« Discounts and approved supplier lists | Main | Our new .eu top level domain »
June 18, 2006
Finding the language preference of a web site visitor
I can (and do) identify the country of origin of over 98% of the visitors to our web site using the maxmind database. But does that tell me what their native language is? No - it only gives me a clue.
A further clue is available from the accept-language header that's returned by browsers, and is available in PHP in the variable $_SERVER[HTTP_ACCEPT_LANGUAGE]. With this variable, your web site can check if the user has expressed a language preference (and perhaps given a second and third choice too), and you can use the information to tailor your response as appropriate.
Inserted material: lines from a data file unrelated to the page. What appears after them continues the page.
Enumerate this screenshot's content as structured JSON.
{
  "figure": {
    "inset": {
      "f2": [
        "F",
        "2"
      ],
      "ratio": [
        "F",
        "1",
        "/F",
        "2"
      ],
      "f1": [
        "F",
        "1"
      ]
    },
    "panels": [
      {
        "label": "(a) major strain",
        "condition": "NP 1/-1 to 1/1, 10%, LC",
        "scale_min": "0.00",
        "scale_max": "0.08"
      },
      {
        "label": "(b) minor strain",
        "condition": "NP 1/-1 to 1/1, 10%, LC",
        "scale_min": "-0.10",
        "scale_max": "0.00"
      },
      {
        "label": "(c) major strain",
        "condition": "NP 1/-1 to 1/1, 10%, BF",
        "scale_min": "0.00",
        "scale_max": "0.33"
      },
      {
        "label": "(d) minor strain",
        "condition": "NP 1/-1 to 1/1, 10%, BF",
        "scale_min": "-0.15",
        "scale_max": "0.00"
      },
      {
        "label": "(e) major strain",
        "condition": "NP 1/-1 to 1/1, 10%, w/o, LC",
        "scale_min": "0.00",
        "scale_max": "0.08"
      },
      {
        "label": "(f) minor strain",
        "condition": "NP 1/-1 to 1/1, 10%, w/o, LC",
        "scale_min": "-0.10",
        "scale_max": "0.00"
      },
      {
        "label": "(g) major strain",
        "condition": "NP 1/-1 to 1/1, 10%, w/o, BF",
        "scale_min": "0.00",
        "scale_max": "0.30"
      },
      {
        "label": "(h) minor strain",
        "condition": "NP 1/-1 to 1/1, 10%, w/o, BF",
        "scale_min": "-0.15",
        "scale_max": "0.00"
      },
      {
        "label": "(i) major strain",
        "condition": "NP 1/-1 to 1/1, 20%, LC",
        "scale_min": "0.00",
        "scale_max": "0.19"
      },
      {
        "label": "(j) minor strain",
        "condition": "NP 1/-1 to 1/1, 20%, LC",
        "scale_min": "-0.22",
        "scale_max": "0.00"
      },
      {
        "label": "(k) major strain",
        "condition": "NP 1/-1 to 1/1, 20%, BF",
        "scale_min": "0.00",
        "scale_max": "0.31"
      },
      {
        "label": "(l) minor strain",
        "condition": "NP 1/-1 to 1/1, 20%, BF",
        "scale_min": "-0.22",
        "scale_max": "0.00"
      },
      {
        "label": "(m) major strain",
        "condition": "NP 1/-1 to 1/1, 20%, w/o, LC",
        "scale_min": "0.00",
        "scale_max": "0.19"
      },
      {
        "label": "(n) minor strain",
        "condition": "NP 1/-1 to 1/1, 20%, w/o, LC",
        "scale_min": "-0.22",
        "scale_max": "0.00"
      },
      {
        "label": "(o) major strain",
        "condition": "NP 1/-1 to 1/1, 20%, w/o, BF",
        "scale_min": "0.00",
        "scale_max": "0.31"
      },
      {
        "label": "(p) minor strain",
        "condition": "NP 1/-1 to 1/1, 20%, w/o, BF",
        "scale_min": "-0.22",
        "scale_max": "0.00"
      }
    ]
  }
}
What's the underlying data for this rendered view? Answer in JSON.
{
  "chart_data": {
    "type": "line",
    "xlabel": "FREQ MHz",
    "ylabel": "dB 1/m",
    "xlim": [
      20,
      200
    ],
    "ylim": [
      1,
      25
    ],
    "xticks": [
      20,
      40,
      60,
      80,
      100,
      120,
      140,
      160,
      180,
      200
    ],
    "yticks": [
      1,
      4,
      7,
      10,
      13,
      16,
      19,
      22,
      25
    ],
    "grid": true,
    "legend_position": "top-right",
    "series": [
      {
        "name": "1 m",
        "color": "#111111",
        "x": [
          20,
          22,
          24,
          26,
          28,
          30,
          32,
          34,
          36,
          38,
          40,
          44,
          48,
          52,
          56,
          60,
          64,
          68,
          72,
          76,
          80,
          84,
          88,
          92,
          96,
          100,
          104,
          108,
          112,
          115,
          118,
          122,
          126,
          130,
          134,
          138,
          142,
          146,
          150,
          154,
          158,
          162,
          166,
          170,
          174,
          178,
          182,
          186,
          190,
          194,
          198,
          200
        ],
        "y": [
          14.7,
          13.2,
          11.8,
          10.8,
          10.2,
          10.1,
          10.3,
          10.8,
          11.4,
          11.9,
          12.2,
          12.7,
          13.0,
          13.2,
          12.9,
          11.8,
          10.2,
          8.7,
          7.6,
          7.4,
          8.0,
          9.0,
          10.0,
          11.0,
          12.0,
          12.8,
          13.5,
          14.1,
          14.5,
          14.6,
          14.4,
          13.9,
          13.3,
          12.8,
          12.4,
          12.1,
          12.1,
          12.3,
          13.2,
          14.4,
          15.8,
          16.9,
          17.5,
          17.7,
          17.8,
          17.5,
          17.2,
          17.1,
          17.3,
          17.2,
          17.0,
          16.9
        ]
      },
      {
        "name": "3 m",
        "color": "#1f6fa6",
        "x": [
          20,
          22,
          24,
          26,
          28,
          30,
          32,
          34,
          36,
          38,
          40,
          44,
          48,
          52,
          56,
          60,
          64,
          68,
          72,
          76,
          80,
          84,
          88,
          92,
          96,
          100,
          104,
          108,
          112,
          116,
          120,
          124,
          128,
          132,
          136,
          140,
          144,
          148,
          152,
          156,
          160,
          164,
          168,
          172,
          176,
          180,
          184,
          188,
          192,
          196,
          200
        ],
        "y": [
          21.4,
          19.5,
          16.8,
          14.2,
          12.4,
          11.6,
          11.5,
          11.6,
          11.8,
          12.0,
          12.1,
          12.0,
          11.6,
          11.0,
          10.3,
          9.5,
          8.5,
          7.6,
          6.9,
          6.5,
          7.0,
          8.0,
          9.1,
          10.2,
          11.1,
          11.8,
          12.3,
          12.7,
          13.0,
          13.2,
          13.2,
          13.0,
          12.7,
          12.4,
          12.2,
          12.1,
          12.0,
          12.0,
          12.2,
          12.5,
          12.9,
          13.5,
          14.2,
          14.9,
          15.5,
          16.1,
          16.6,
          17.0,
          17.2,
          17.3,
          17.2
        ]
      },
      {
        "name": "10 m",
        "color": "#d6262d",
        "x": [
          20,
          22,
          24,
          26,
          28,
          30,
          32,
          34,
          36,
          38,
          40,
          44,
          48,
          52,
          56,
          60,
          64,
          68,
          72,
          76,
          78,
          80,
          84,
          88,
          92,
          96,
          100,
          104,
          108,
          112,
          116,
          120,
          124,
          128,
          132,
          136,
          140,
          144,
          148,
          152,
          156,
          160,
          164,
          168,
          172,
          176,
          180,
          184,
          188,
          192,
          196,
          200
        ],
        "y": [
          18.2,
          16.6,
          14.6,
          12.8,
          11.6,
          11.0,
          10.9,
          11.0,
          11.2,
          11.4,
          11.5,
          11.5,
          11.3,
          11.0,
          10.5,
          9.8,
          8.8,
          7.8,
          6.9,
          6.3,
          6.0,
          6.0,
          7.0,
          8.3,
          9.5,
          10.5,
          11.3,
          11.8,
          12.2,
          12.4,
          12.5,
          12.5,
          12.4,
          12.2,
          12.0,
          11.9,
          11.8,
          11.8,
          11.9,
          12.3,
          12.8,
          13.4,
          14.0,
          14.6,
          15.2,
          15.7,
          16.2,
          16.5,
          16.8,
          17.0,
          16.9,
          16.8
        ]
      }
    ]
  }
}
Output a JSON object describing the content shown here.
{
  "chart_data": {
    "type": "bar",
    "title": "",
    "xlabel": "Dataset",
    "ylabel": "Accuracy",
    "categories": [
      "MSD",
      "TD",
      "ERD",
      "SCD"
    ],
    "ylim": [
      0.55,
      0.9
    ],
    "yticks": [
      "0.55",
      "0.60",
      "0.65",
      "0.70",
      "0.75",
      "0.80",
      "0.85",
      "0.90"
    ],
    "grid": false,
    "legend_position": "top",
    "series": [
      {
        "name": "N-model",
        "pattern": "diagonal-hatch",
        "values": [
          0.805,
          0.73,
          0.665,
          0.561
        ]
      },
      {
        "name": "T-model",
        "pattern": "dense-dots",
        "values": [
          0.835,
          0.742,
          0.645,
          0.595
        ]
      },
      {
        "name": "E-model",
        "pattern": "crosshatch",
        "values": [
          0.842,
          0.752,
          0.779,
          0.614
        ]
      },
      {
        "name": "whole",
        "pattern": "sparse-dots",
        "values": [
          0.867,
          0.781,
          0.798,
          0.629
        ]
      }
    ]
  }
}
I've put up sample source code and a working demonstration on our web site. I've also added a page reporting language statistics for our own site ... only a very short data sample on there today, but as from tomoorow it will update daily with a 24 hour report.
Some surpises ... I would expect to find most major European countries choosing their own langauges, with Swiss visitors choosing between German, Italian and English. The first tests I ran, though, gave me a series of pages called up from the USA with a first choice language of Korean. Truly, the world is a global market.
Posted by gje at June 18, 2006 07:17 AM
Comments
A few days "in" and I've been reviewing the statistics generated by this page from out site. Although 99% of UK visitors who express a preference expressed it for English, we've also had visits from the UK looking for pages in French, German, Greek, Chinese, Swedish, Dutch and Hungarian all in the last 24 hours.
It's also very interesting to note the spread of language requests from countries such as Canada and Belgium where there are several official languages, and to see communities all around the world using the web to search for material in their own native language.